Aside from eating those delicious meals, I made some VERY exciting plans for this weekend. On Saturday night I'm heading out to Chicago with Macy and our friends Travis and Tyler so I can go to a workshop by the incredibly talented Brook Shaden. It was sort of a spontaneous decision, but not really because I've been wanting to go to one of her workshops for ages, but they were never close enough.  The guys are going to explore the city while I am learning at the workshop... can't wait to tell you about how amazing I know it'll be!

March 18, 2012

March Awesome Vegan of the Month!

  • Everyone! Meet Linh La! 



    She's a self proclaimed full-blown optimist and truly believes that we can change this world for the better. She's my awesome Vegan of the Month for March-- 
    who happens to be the creative director for all the Loving Hut's in the USA... which I am so excited about, because Loving Hut is one of my favorite places :) She also owns Linh La Design and Consultation (www.linhla.com) and a vegan clothing store line-- which you can find by clicking here.
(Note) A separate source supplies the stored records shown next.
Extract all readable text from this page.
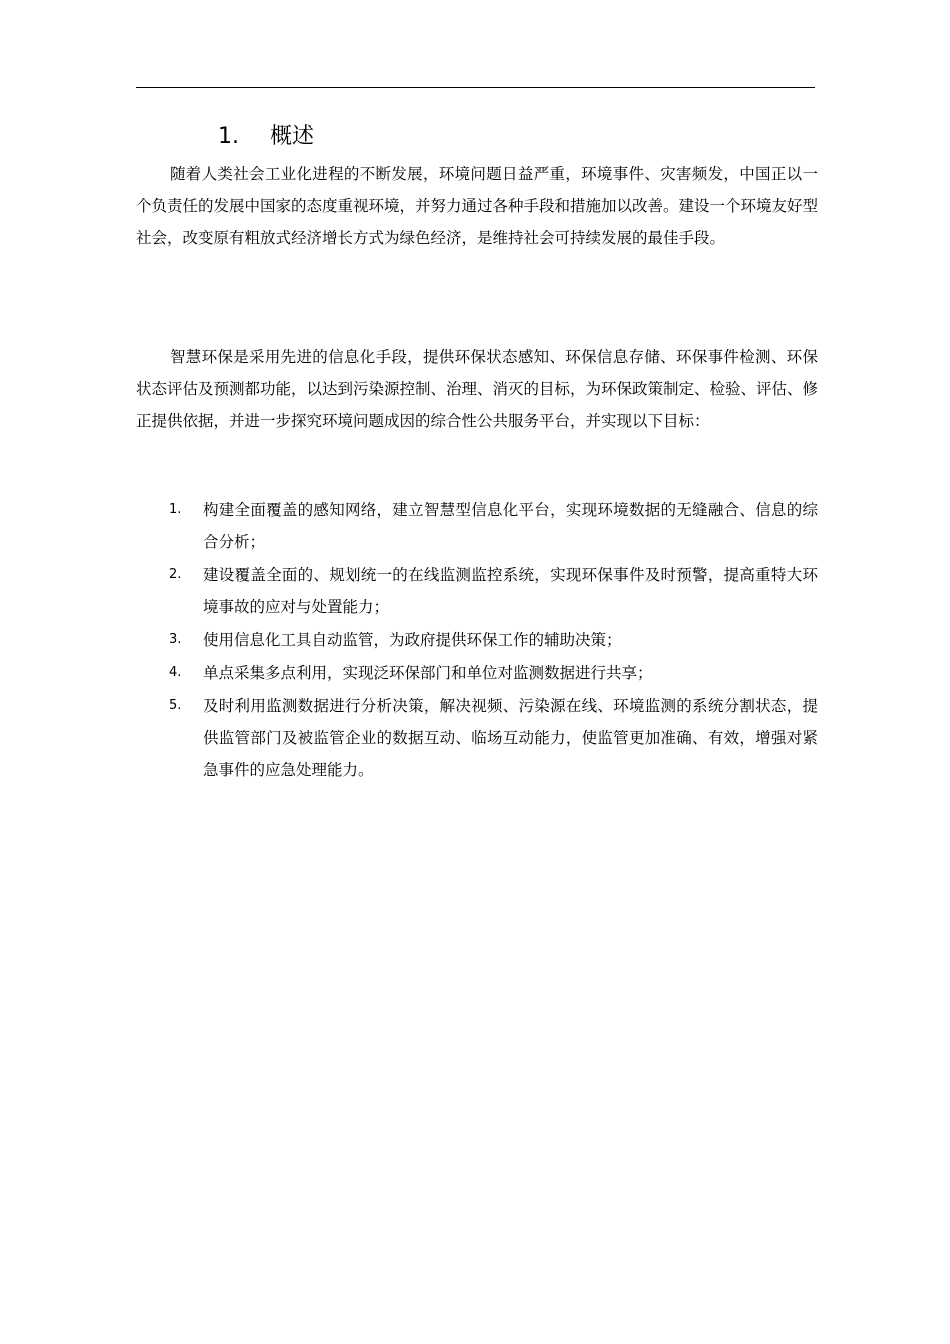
1. 概述

随着人类社会工业化进程的不断发展，环境问题日益严重，环境事件、灾害频发，中国正以一个负责任的发展中国家的态度重视环境，并努力通过各种手段和措施加以改善。建设一个环境友好型社会，改变原有粗放式经济增长方式为绿色经济，是维持社会可持续发展的最佳手段。

智慧环保是采用先进的信息化手段，提供环保状态感知、环保信息存储、环保事件检测、环保状态评估及预测都功能，以达到污染源控制、治理、消灭的目标，为环保政策制定、检验、评估、修正提供依据，并进一步探究环境问题成因的综合性公共服务平台，并实现以下目标：

1. 构建全面覆盖的感知网络，建立智慧型信息化平台，实现环境数据的无缝融合、信息的综合分析；
2. 建设覆盖全面的、规划统一的在线监测监控系统，实现环保事件及时预警，提高重特大环境事故的应对与处置能力；
3. 使用信息化工具自动监管，为政府提供环保工作的辅助决策；
4. 单点采集多点利用，实现泛环保部门和单位对监测数据进行共享；
5. 及时利用监测数据进行分析决策，解决视频、污染源在线、环境监测的系统分割状态，提供监管部门及被监管企业的数据互动、临场互动能力，使监管更加准确、有效，增强对紧急事件的应急处理能力。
    Her mom met Supreme Master Ching Hai when she was 7. Her mother followed her and taught about the Quan Yin Method, meditation, and a Veg Diet. Without her mom's pressure, but more of her inspiring Linh, she decided to follow in her mom's foot steps. She said the weirdest thing was, right before she made her decision, she had the worst pain in her life inside my stomach. She had to go to the hospital for several days and they could not find out what it was. After that, she could not eat meat anymore. 

     She has been a vegetarian since she was 7. Then about at the age of 26, she realized the horrible truths of the dairy industry and I became Vegan. 

    When being asked why she has remained vegan, she responded, "It is something so natural like saying my hair is black. I am Asian. It is one of the most natural things for me. Mostly, it is all about compassion."

    "Every day, I wake up and I can make some sort of impact to help Mother Earth, my fellow species, and ALL BEINGS that reside with me on this planet. As long as each day, I can lay down a perfect brick, I will build the most beautiful structure to help everyone," she added.

    Linh lists her top achievements in life as, being vegan, forgiving herself, being part of Loving Hut, her vegan clothing line and finding enlightenment.  In addition to her passions of being vegan, she also enjoys listening to TedTalks, laughing & creating smile wrinkles as well as seeking enlightenment, love and knowledge.

    Her favorite animal rights quote is:
    “I am only one, but I am one. I cannot do everything, but I can do something. And I will not let what I cannot do interfere with what I can do.” - Edward Everett Hale

    She says that if she won the lottery, she would spend the money on creating more Loving Hut restaurants as well as providing really awesome education for everyone. She said she believes that the correct guidance can build strong and might foundations that will sustain all of us.